Example 7: low salt culture medium cultureHalomonas campaniensis LS21 CGMCC No.6593 PHB production
The invention is realized byHalomonas campaniensis LS21 CGMCC No.6593The strain LS21p was obtained by mutagenesis to grow in a low salt medium and to produce PHA synthase (S) in the cells themselvesphaC) Polymerized with 3HB-CoA produced by self metabolism to form PHB under the action of the PHB. On the basis of the previous work, ARTP mutagenesis and low-salt pressure screening were carried out, and finally a strain that can grow and accumulate a large amount of PHA in a low-salt medium was obtained.
LS21 and LS21p were cultured in 10LB and LS21 and LS21p in 60LB medium at 37 ℃ and 200rpm for 12 hours, and then inoculated at 1% concentration into 50mL of 10MMG and 60MMG media, respectively, and cultured for 48 hours. And collecting thalli after 48 hours, detecting the dry weight of cells and the content of PHA, setting three parallel samples in each group of experiment, and taking the average value of the results. The results are shown in table 7 below:
TABLE 7 variousHalomonas campaniensisCase of recombinant bacterium synthesizing P (3HB-co-3HP)
The results show that the strains subjected to ARTP mutagenesis and low-salt pressure screening can better adapt to the environment of a low-salt culture medium, and meanwhile, the cell dry weight and the PHA content of the product are greatly improved.
Example 8: low salt culture medium cultureHalomonas aydingkolgenesis M1 CGMCC NO.19880 for producing PHBV
The invention is realized byHalomonas aydingkolgenesis M1 CGMCC No.19880, M1p strain obtained by mutagenesis, to grow in low salt medium and to have PHA synthase (in the cell itselfphaC) Polymerized with 3HB-CoA produced by self metabolism to form PHB under the action of the PHB. On the basis of the previous work, ARTP mutagenesis and low-salt pressure screening were carried out, and finally a strain that can grow and accumulate a large amount of PHA in a low-salt medium was obtained.
After culturing M1, M1p in 10LB and M1, M1p in 60LB medium at 37 ℃ and 200rpm for 12 hours, the mixture was inoculated at 1% concentration into 50mL of 10MMG and 60MMG media, respectively, and cultured for 48 hours. And collecting thalli after 48 hours, detecting the dry weight of cells and the content of PHA, setting three parallel samples in each group of experiment, and taking the average value of the results. The results are shown in table 8 below:
TABLE 8 variousHalomonas aydingkolgenesisCase of recombinant bacterium synthesizing P (3HB-co-3HP)

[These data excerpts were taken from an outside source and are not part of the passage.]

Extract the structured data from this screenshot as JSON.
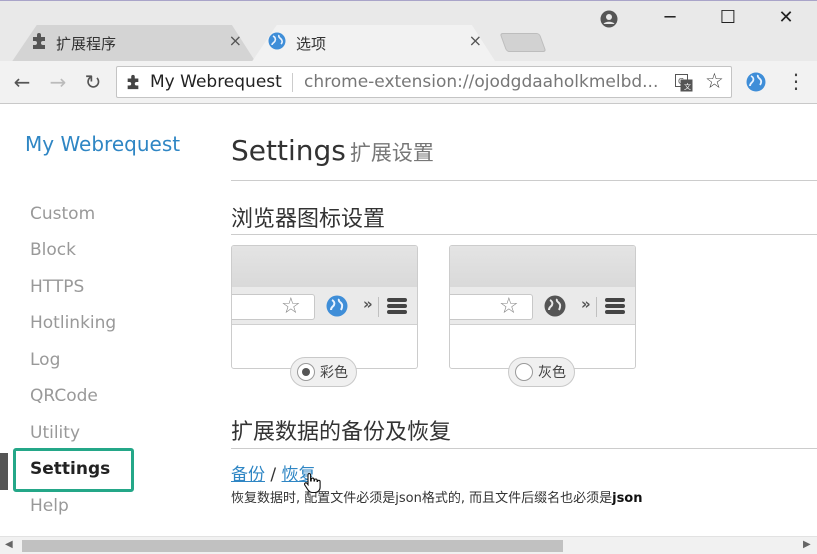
{
  "browser": {
    "tabs": [
      {
        "label": "扩展程序",
        "close": "×"
      },
      {
        "label": "选项",
        "close": "×"
      }
    ],
    "window_controls": {
      "minimize": "─",
      "maximize": "☐",
      "close": "✕"
    },
    "nav": {
      "back": "←",
      "forward": "→",
      "reload": "↻"
    },
    "omnibox": {
      "title": "My Webrequest",
      "url": "chrome-extension://ojodgdaaholkmelbd..."
    },
    "star": "☆",
    "menu": "⋮"
  },
  "sidebar": {
    "brand": "My Webrequest",
    "items": [
      {
        "label": "Custom"
      },
      {
        "label": "Block"
      },
      {
        "label": "HTTPS"
      },
      {
        "label": "Hotlinking"
      },
      {
        "label": "Log"
      },
      {
        "label": "QRCode"
      },
      {
        "label": "Utility"
      },
      {
        "label": "Settings",
        "active": true
      },
      {
        "label": "Help"
      }
    ]
  },
  "main": {
    "title": "Settings",
    "subtitle": "扩展设置",
    "icon_section": {
      "title": "浏览器图标设置",
      "options": [
        {
          "label": "彩色",
          "checked": true,
          "icon": "color-globe-icon"
        },
        {
          "label": "灰色",
          "checked": false,
          "icon": "gray-globe-icon"
        }
      ]
    },
    "backup_section": {
      "title": "扩展数据的备份及恢复",
      "backup_link": "备份",
      "separator": "/",
      "restore_link": "恢复",
      "note_prefix": "恢复数据时, 配置文件必须是json格式的, 而且文件后缀名也必须是",
      "note_bold": "json"
    }
  },
  "colors": {
    "accent": "#2f86c4",
    "highlight": "#24a788"
  }
}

The results show that the strains subjected to ARTP mutagenesis and low-salt pressure screening can better adapt to the environment of a low-salt culture medium, and meanwhile, the cell dry weight and the PHA content of the product are greatly improved.
It will be appreciated by persons skilled in the art that although the invention has been described with reference to specific embodiments thereof, the invention is not limited to these specific embodiments. Based on the teaching of the present invention and the technical solutions, those skilled in the art can make appropriate modifications or improvements without departing from the spirit of the present invention, and thus the resulting equivalent embodiments are within the scope of the present invention.